A group of right-wing protestors who over the weekend disrupted a theatre performance of the controversial play by Croatian director Oliver Frljić have filed a criminal complaint against one of the lead actors as well as the director of the National Theatre in Brno for propagating religious intolerance and defamation of a state symbol. Two other complaints are also pending.
At one point in the play “Our Violence, Your Violence” – throughout much of which the actors appear naked – an actor depicting Jesus rapes a Muslim woman. In another scene, a Muslim woman wearing only a headscarf slowly pulls a bloody Czech national flag out of her vagina.
It was at that point when the protest group “Movement of Decent People” forced its way onto the stage of the Goose on a String theatre. They then formed a human barrier to stop the audience from watching, all the while blowing whistles and throwing paper wads at the actors. Now, they are accusing an actor and National Theatre in Brno director Martin Glaser of propagating religious intolerance and the defamation a state symbol. For his part, Martin Glaser says the Movement – labelled “extremist” by the Interior Ministry – is entitled to voice their opinion, but had no right to disrupt the play. More alarmingly, he says, their tactics mimicked those of fascist censors in Nazi Germany and communist ones in Czechoslovakia.
“I think such acts are truly a serious threat to democracy… Of course, everyone has a right to protest. If there were 50 demonstrators on the square outside the Goose on a String theatre, that’d be fine. All petitions, articles, discussions in the media and on the street are also fine. But for someone to barge into a theatre and say ‘this is our theatre’ and you – the audience, who came to see this play – can’t see it because we don’t approve of it: that’s how it began in the 30s with fascism and also with communism.”
The Movement’s leader, mixed martial arts fighter Zdeněk Pernica, says in his complaint to police that the play was itself a criminal “rape of free expression” and an affront to Christianity and the Czech nation.

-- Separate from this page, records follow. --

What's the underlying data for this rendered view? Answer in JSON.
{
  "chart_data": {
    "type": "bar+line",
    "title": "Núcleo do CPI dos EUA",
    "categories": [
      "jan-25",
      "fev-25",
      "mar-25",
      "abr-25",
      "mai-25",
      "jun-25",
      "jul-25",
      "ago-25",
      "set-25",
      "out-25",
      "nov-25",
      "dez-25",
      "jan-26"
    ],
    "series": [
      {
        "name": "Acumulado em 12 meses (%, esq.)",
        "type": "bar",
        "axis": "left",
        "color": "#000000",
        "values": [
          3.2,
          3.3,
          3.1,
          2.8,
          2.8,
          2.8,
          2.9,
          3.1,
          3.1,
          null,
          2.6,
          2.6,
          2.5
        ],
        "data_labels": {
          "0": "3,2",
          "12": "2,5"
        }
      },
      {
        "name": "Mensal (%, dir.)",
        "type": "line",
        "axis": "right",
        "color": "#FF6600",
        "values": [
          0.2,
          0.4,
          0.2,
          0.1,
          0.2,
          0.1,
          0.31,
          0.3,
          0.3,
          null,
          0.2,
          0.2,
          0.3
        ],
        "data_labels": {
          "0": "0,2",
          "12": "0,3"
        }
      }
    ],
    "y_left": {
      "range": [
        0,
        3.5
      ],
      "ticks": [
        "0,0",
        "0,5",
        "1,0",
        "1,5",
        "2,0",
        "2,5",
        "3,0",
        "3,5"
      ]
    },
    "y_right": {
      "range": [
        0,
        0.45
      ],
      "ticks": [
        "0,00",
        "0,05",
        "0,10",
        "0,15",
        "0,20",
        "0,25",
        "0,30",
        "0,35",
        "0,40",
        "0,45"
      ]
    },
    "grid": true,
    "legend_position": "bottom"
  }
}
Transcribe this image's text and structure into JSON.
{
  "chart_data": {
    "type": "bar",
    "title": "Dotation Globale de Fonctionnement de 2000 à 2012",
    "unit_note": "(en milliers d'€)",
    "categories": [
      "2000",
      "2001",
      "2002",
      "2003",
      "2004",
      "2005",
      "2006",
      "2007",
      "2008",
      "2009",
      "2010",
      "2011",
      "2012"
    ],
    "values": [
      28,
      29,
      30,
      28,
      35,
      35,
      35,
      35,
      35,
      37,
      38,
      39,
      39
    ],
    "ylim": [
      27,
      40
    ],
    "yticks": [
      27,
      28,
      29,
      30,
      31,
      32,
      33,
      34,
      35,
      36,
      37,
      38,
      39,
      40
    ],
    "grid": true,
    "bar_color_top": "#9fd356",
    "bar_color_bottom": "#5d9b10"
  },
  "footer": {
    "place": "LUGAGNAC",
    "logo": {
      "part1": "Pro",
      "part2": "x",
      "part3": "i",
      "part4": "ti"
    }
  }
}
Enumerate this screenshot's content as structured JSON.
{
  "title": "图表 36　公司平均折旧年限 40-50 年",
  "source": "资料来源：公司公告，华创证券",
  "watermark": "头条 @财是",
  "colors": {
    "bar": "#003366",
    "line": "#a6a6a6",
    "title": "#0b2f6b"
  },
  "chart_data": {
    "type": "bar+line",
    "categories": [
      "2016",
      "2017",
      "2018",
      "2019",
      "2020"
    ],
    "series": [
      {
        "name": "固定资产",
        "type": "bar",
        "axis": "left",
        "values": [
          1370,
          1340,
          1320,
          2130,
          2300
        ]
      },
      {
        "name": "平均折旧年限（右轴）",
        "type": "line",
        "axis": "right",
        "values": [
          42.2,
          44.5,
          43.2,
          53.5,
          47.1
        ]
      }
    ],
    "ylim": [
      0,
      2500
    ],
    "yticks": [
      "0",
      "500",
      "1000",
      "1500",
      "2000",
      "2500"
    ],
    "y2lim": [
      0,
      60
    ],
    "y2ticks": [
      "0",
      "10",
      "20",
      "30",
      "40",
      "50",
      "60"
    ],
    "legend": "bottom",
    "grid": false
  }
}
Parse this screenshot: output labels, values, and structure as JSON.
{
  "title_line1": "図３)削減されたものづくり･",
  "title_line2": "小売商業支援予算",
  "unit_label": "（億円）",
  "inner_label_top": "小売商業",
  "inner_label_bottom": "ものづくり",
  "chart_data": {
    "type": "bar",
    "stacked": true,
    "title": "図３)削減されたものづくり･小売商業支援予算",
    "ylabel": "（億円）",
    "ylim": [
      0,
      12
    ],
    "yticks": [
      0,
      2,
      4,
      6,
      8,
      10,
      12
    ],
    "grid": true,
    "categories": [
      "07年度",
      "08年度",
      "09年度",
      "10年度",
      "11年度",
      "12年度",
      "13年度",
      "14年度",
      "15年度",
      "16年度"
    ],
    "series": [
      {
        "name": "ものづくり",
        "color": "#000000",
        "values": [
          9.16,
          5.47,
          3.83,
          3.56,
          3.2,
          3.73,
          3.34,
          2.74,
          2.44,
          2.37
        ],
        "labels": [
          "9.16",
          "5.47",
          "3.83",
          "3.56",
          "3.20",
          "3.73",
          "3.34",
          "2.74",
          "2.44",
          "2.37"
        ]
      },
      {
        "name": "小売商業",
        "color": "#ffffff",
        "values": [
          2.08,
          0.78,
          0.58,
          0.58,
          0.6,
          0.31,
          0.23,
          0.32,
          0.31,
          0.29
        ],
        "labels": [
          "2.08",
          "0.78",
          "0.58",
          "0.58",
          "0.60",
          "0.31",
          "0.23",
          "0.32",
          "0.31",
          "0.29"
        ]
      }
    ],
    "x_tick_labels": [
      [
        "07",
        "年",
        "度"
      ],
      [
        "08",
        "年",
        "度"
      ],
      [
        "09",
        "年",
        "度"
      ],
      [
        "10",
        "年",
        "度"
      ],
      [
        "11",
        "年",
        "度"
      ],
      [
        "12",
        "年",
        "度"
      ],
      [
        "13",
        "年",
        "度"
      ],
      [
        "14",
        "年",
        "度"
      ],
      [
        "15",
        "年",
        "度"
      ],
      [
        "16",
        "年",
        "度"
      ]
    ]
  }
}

Meanwhile, a former Social Democrat deputy and associate professor of constitutional law at the Masaryk University in Brno, Zdeněk Koudelka, has also accused Glaser – and Brno’s mayor – of allowing the defamation of state symbols and breaching their duty to manage public property. Independent Senator Eliška Wagnerová, on the other hand, has accused the Movement of disrupting a peaceful assembly.
The Czech Association of Professional Theatres has come out in support of Mr Glaser, noting that freedom of artistic expression is enshrined in the Czech Constitution and the Charter of Fundamental Rights and Freedom.
But the South-Moravian region has indicated it will cut a planned subsidy to the theatre festival in which “Our Violence, Your Violence” featured, along with another Frljić play called “The Curse”, which condemns church authorities for failing to respond to allegations of child abuse by clergymen.
In that play’s most notorious scene, an actor simulates oral sex on a plastic statue of the late Pope John Paul II, as a sign reads: “Defender of paedophiles”. Czech Cardinal Dominik Duka, who in April condemned the Brno theatre festival for planning to feature the Frljić plays, he said in protest the Catholic Church would not take part in festivals supported by Brno commemorating the 100th anniversary of Czechoslovakia’s founding.